01/04/2025 reseauinternational.net  4min #273515

Le conflit entre la Turquie et la Grèce prend de l'ampleur

par Drago Bosnic

Ankara cherche à étendre son influence en Europe du Sud-Est. Pour ce faire, elle se prépare à ratifier des accords militaires avec plusieurs pays, dont l'Albanie, la Macédoine du Nord et le Kosovo-et-Métochie, une région autonome de Serbie. De son côté, la Grèce considère cela comme une tentative de s'entourer d'ennemis, tandis qu'Ankara établit une présence stratégique et étend son influence derrière le dos d'Athènes.

Depuis plus de 900 ans, des guerres éclatent de temps en temps entre les deux pays. Les tensions n'ont pas diminué même après l'adhésion de la Grèce et de la Turquie à l'OTAN en 1952. L'arrivée au pouvoir de Recep Tayyip Erdogan en Turquie a conduit à une politique extérieure néo-ottomane extrêmement expansionniste et agressive.

La Turquie considère que le partage des zones économiques exclusives en mer Égée et en Méditerranée orientale est «injuste» et cherche à en  prendre le contrôle, revendiquant environ la moitié des deux. Cette question ne se posait pas de manière aussi sérieuse jusqu'à la découverte de vastes réserves de pétrole et de gaz naturel.

Cependant, depuis lors, Ankara cherche à établir un contrôle sur ces ressources, ce qui crée des tensions avec tous ses voisins maritimes de la région.

Cela a conduit à une militarisation des deux côtés. La Grèce construit à nouveau des bases sur les îles de la mer Égée. Athènes achète divers missiles multifonctionnels, notamment des Spike israéliens. La portée maximale de certains modèles de Spike dépasse les 30 km, ce qui signifie qu'ils peuvent couvrir une grande partie de la mer Égée et contenir des attaques turques potentielles.

Mais ces dernières années, Ankara a développé un certain nombre d'armements à portée opérationnelle (voire stratégique), notamment des missiles et des systèmes de missiles, ainsi que des drones aériens et maritimes. De plus, après le coup d'État de juillet 2016, Erdogan a effectivement purgé les forces armées turques de tout élément dissonant, ce qui a conduit à une paralysie des forces navales et aériennes. Le problème du manque d'effectifs a été résolu en mettant l'accent sur les systèmes sans pilote.

Cela a conduit à un contrôle politique beaucoup plus strict sur les militaires turcs, mais aussi à une position plus agressive de l'élite politique du pays.
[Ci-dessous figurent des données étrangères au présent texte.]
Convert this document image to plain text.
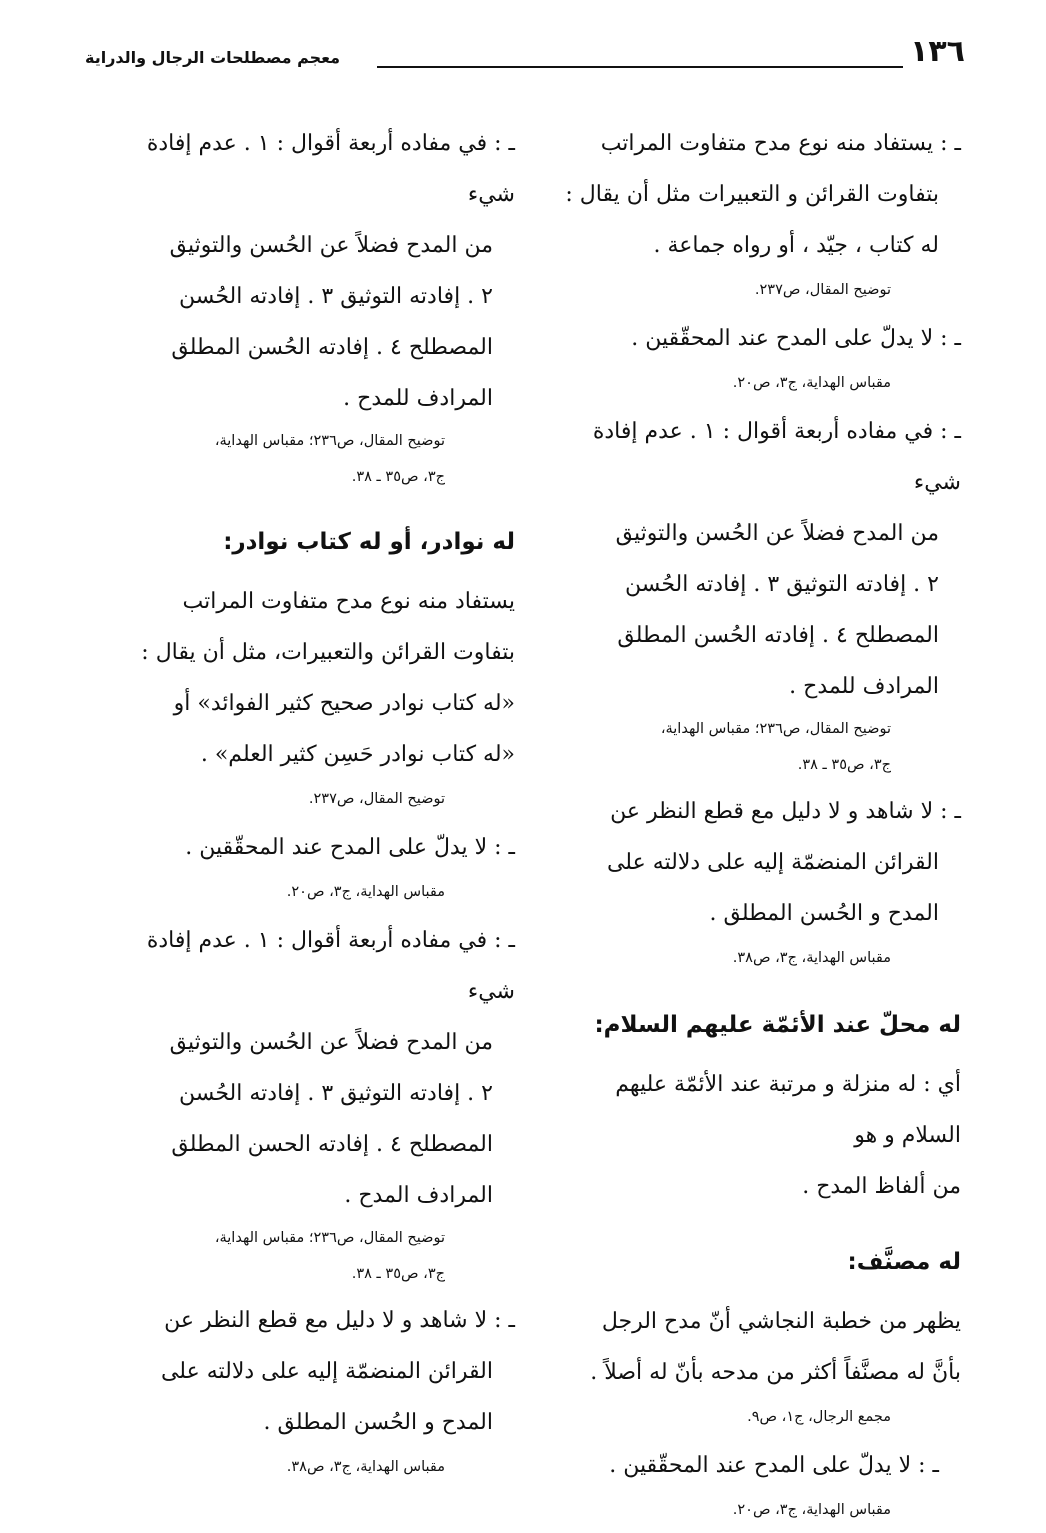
١٣٦
معجم مصطلحات الرجال والدراية

ـ : يستفاد منه نوع مدح متفاوت المراتب

بتفاوت القرائن و التعبيرات مثل أن يقال :

له كتاب ، جيّد ، أو رواه جماعة .

توضيح المقال، ص٢٣٧.

ـ : لا يدلّ على المدح عند المحقّقين .

مقباس الهداية، ج٣، ص٢٠.

ـ : في مفاده أربعة أقوال : ١ . عدم إفادة شيء

من المدح فضلاً عن الحُسن والتوثيق

٢ . إفادته التوثيق ٣ . إفادته الحُسن

المصطلح ٤ . إفادته الحُسن المطلق

المرادف للمدح .

توضيح المقال، ص٢٣٦؛ مقباس الهداية،

ج٣، ص٣٥ ـ ٣٨.

ـ : لا شاهد و لا دليل مع قطع النظر عن

القرائن المنضمّة إليه على دلالته على

المدح و الحُسن المطلق .

مقباس الهداية، ج٣، ص٣٨.

له محلّ عند الأئمّة عليهم السلام:

أي : له منزلة و مرتبة عند الأئمّة عليهم السلام و هو

من ألفاظ المدح .

له مصنَّف:

يظهر من خطبة النجاشي أنّ مدح الرجل

بأنَّ له مصنَّفاً أكثر من مدحه بأنّ له أصلاً .

مجمع الرجال، ج١، ص٩.

ـ : لا يدلّ على المدح عند المحقّقين .

مقباس الهداية، ج٣، ص٢٠.

ـ : في مفاده أربعة أقوال : ١ . عدم إفادة شيء

من المدح فضلاً عن الحُسن والتوثيق

٢ . إفادته التوثيق ٣ . إفادته الحُسن

المصطلح ٤ . إفادته الحُسن المطلق

المرادف للمدح .

توضيح المقال، ص٢٣٦؛ مقباس الهداية،

ج٣، ص٣٥ ـ ٣٨.

له نوادر، أو له كتاب نوادر:

يستفاد منه نوع مدح متفاوت المراتب

بتفاوت القرائن والتعبيرات، مثل أن يقال :

«له كتاب نوادر صحيح كثير الفوائد» أو

«له كتاب نوادر حَسِن كثير العلم» .

توضيح المقال، ص٢٣٧.

ـ : لا يدلّ على المدح عند المحقّقين .

مقباس الهداية، ج٣، ص٢٠.

ـ : في مفاده أربعة أقوال : ١ . عدم إفادة شيء

من المدح فضلاً عن الحُسن والتوثيق

٢ . إفادته التوثيق ٣ . إفادته الحُسن

المصطلح ٤ . إفادته الحسن المطلق

المرادف المدح .

توضيح المقال، ص٢٣٦؛ مقباس الهداية،

ج٣، ص٣٥ ـ ٣٨.

ـ : لا شاهد و لا دليل مع قطع النظر عن

القرائن المنضمّة إليه على دلالته على

المدح و الحُسن المطلق .

مقباس الهداية، ج٣، ص٣٨.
Pire encore, Ankara cherche à étendre son influence en Europe du Sud-Est. À cet effet, elle se prépare à ratifier des accords militaires avec plusieurs pays. Ces accords ont été annoncés pour la première fois en 2024, mais la Turquie n'a pas encore entrepris de démarches dans leur cadre.

La Grèce est très préoccupée par ces évènements : l'Europe du Sud-Est est depuis longtemps un terrain géopolitique de confrontation où diverses puissances extérieures cherchent à s'impliquer.

Pour la Turquie, il ne s'agit pas seulement d'un problème stratégique d'encerclement de la Grèce, mais aussi d'une manière de promouvoir sa politique extérieure néo-ottomane.

Les médias grecs  rapportent que les accords mentionnés ont été «rapidement mis à l'ordre du jour du parlement turc, contrairement aux processus d'approbation habituels longs de ce genre d'accords militaires».

Ces accords permettront aux militaires turcs de conclure des accords secondaires avec des partenaires étrangers sans avoir besoin d'une nouvelle approbation du parlement et donneront en fait à Erdogan une grande liberté d'action en cas de conflits armés dans une région de plus en plus instable.

La Turquie considère ces accords militaires formels comme une base stratégique pour une ingérence plus poussée dans la région. Cela inclut la vente de systèmes sans pilote et d'autres produits militaires. Comme mentionné précédemment, bon nombre de ces accords sont cachés au public, présentés comme quelque chose d'autre. Selon le général de brigade turc Esat Mahmut Yilmaz, son pays a fusionné  trois accords dans une structure unique pour accélérer la participation de ses forces armées à diverses opérations à l'étranger.

Il semble que des temps difficiles attendent la région dans les années à venir.